Recommended approach to performing a one-time partial data resync?

Hello,

Airbyte ingests hourly data from our app DBs to BigQuery in sync mode Incremental → Deduped + history.

For some reason, we have missing or outdated records in BigQuery. I’ve identified these records. I’d like to [re]ingest them in BigQuery.

I can’t perform a full refresh because the tables are too huge.

Is there a recommended approach to performing a one-time partial data resync?

Thanks

Hey @Florent, thanks for your question, it’s certainly a good one. Could you talk more about how many of these records you’ve identified that you’d want to partially resync? I don’t know if there is a recommended approach but have you thought about creating a separate connector with the same BigQuery destination but with the source being those identified records?

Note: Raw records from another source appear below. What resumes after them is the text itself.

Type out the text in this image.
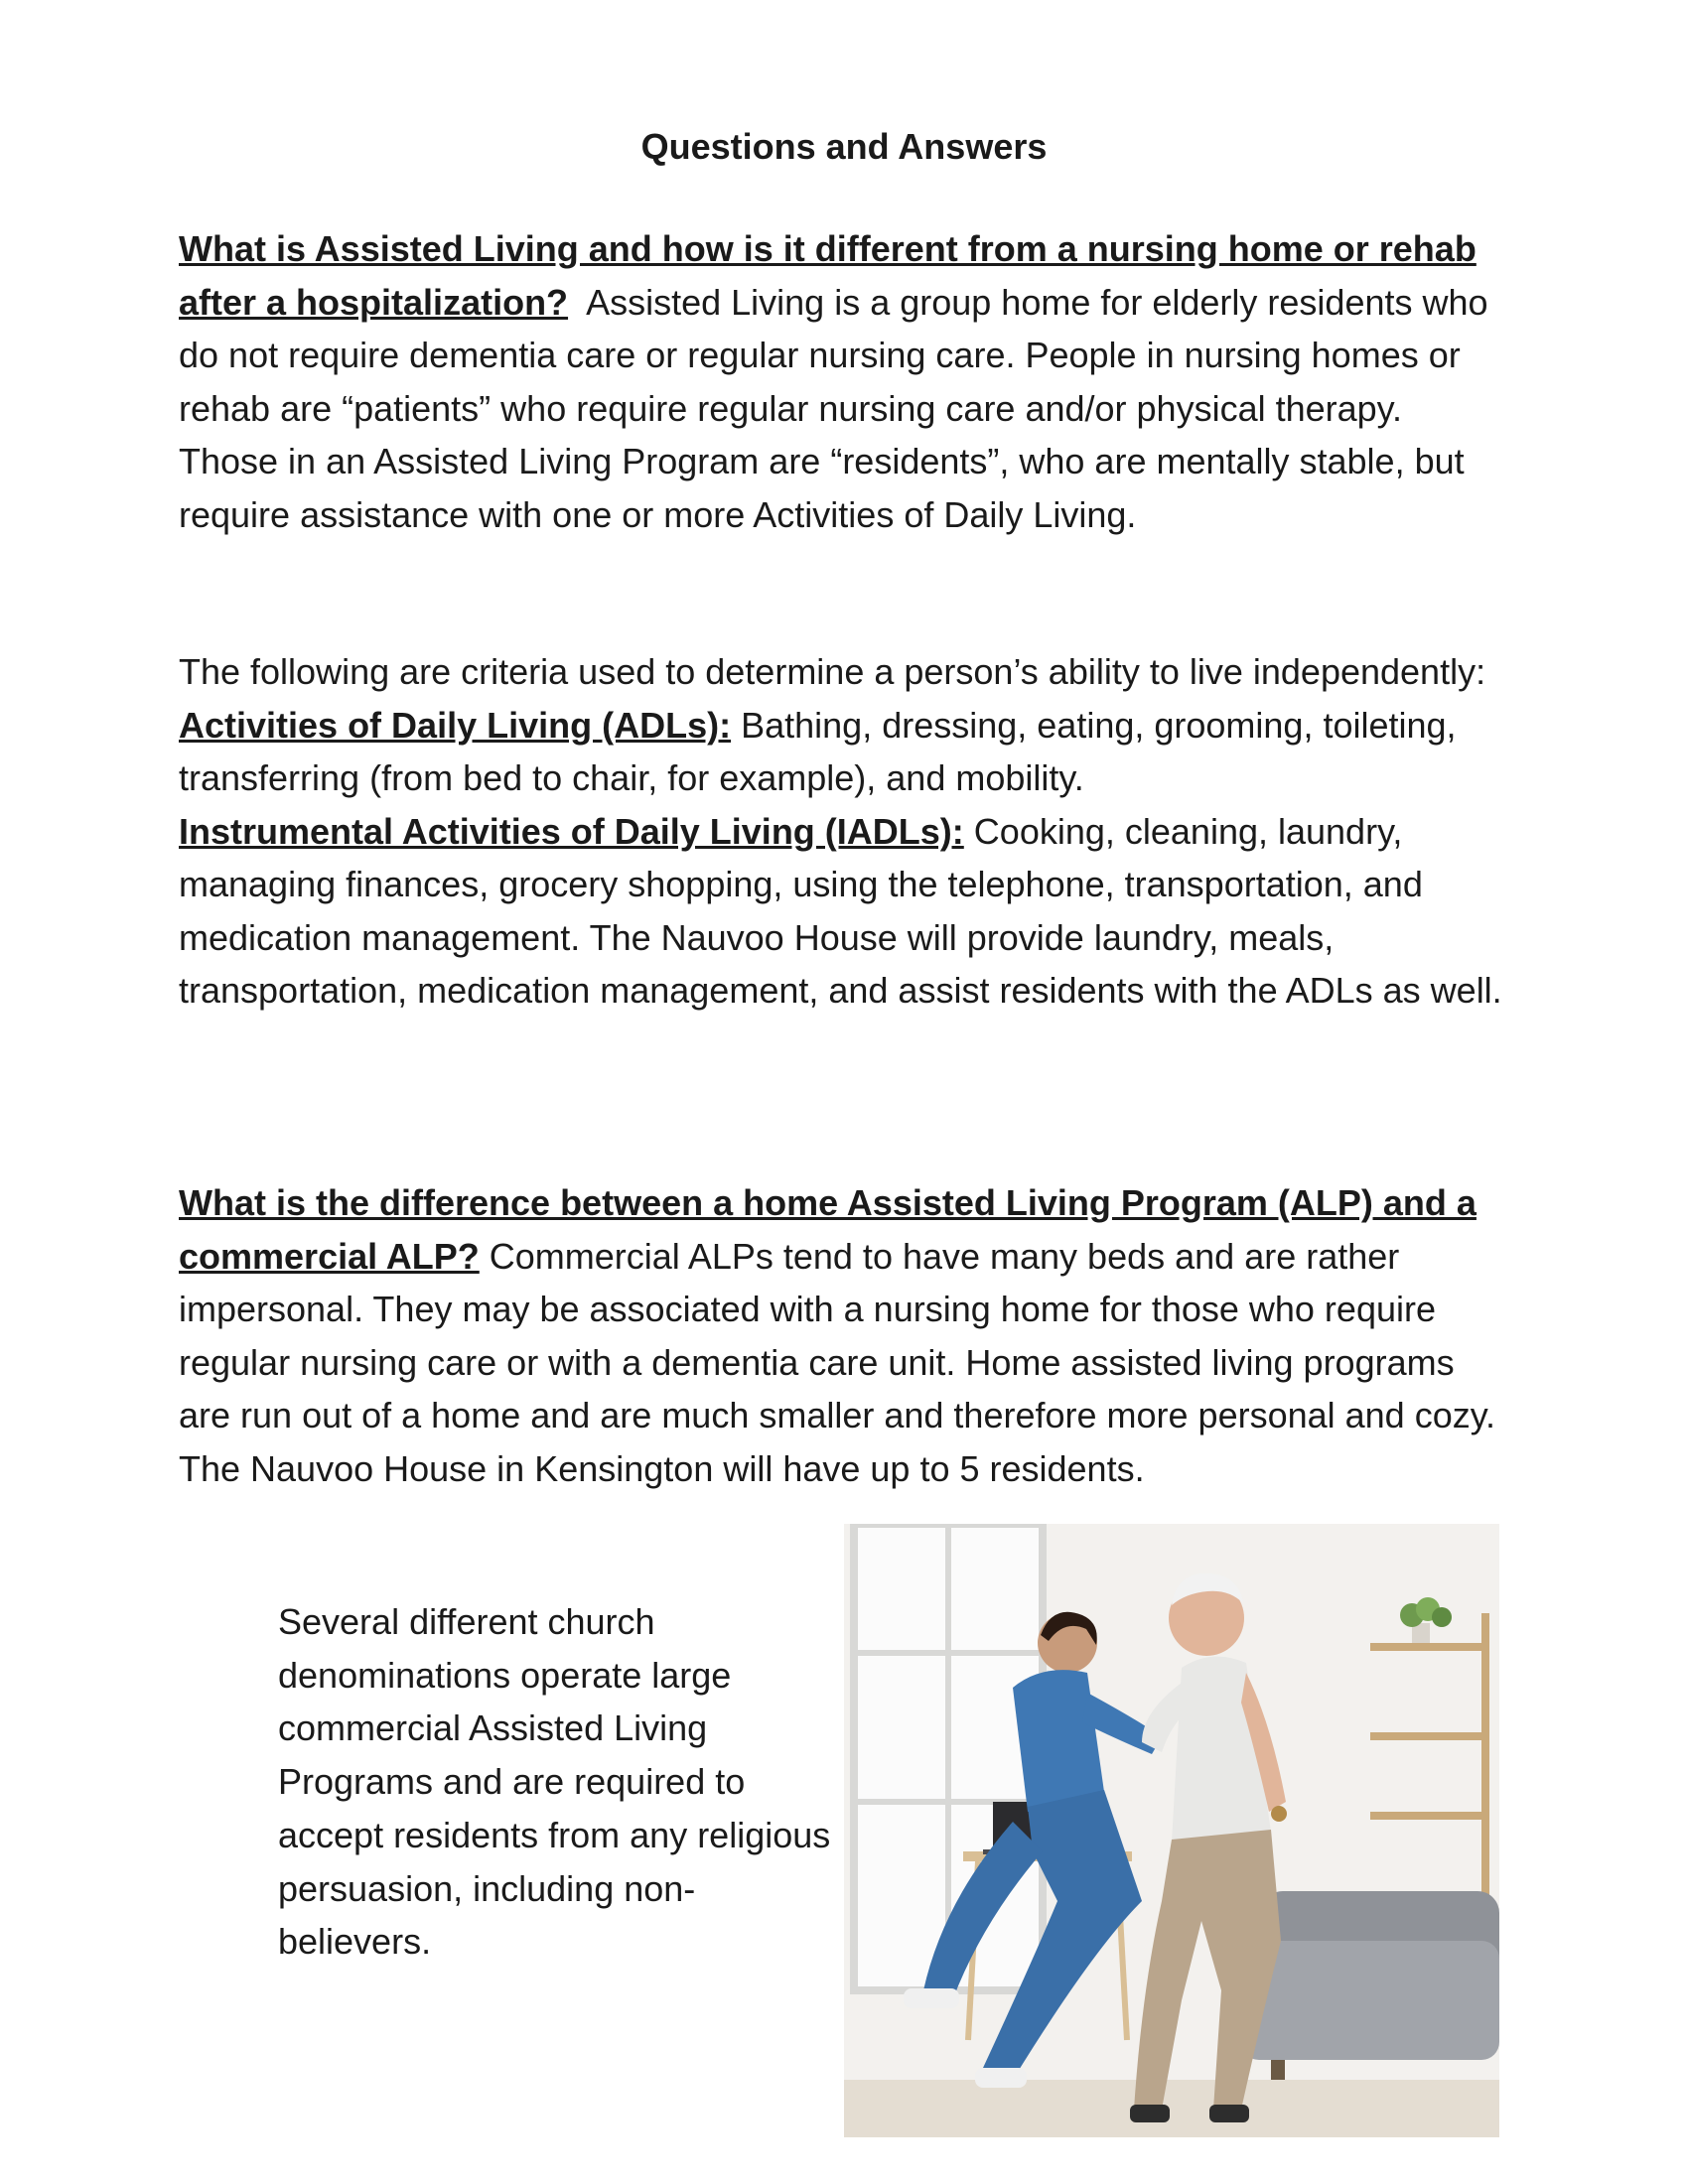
Questions and Answers
What is Assisted Living and how is it different from a nursing home or rehab after a hospitalization? Assisted Living is a group home for elderly residents who do not require dementia care or regular nursing care. People in nursing homes or rehab are “patients” who require regular nursing care and/or physical therapy. Those in an Assisted Living Program are “residents”, who are mentally stable, but require assistance with one or more Activities of Daily Living.
The following are criteria used to determine a person’s ability to live independently:
Activities of Daily Living (ADLs): Bathing, dressing, eating, grooming, toileting, transferring (from bed to chair, for example), and mobility.
Instrumental Activities of Daily Living (IADLs): Cooking, cleaning, laundry, managing finances, grocery shopping, using the telephone, transportation, and medication management. The Nauvoo House will provide laundry, meals, transportation, medication management, and assist residents with the ADLs as well.
What is the difference between a home Assisted Living Program (ALP) and a commercial ALP? Commercial ALPs tend to have many beds and are rather impersonal. They may be associated with a nursing home for those who require regular nursing care or with a dementia care unit. Home assisted living programs are run out of a home and are much smaller and therefore more personal and cozy. The Nauvoo House in Kensington will have up to 5 residents.
Several different church denominations operate large commercial Assisted Living Programs and are required to accept residents from any religious persuasion, including non-believers.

Just trying to throw an idea out there, let me know if that makes sense.

Thank @sajarin for your answer!

There are about 100k records. We thought about the separate connector, creating in the source a PostgreSQL view that lists these records. But that’s quite involved.

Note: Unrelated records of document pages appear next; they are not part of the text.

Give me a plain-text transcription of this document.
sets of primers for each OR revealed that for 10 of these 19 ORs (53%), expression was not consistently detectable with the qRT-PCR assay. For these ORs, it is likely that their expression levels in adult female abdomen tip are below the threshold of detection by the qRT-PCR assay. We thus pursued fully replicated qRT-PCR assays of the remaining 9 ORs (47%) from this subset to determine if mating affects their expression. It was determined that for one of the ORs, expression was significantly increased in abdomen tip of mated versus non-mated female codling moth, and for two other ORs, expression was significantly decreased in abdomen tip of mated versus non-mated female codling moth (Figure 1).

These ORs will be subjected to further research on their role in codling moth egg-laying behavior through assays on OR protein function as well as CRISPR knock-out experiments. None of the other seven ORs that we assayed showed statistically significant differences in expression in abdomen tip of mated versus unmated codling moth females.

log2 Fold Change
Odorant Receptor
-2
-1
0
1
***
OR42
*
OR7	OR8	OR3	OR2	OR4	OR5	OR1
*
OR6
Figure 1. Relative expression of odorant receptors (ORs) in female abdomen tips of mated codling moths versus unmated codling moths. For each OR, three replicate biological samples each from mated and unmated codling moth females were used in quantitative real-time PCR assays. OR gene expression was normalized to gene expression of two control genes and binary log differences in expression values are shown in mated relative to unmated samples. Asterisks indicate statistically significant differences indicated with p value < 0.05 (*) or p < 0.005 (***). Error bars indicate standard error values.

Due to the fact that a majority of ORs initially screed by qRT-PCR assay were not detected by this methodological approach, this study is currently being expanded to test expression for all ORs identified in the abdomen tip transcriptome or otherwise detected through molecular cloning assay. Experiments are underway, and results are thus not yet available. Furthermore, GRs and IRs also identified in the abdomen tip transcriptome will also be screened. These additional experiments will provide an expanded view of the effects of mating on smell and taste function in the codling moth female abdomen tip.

Another approach we may go with would be to no longer use the updated_at column as the cursor field. Instead, we would use a new to_ingest_at column that a DB trigger would automatically update with the updated_at value anytime the updated_at value is changed. So Airbyte would still ingest recently updated records.

To resync the records missing or outdated in BigQuery, we would just reset their to_ingest_at value to the current time, and thus our regular Airbyte pipeline would automatically re-ingest them.

We could skip this new column and just reset the updated_at value of the records but the updated_at value for other purposes in the application; we prefer to avoid changing this value if that’s only to re-ingest record in BigQuery.

Do you think it makes sense?

Hey @Florent, creating a new column that tracks the updated_at value seems to make sense and it’s a pretty clever workaround. I know it’s been some time since your last post. Have you managed to resync the data? Did you end up using the to_ingest_at column or did you do something else to resolve the issue?

We’re exploring another solution, I’ll report in this thread our final solution once it’s completed.

The final decision is to put in place a separate connection to do a one-time full re ingestion of the records created or updated in the past 12 months (to “fix” records currently missing or outdated in BigQuery) and another connection to perform recurring monthly full reingestion of the records created or updated in the past month (to “fix” records that got missing or outdated in BigQuery during the past month).

Thanks @Florent for coming back here to report your team’s solution!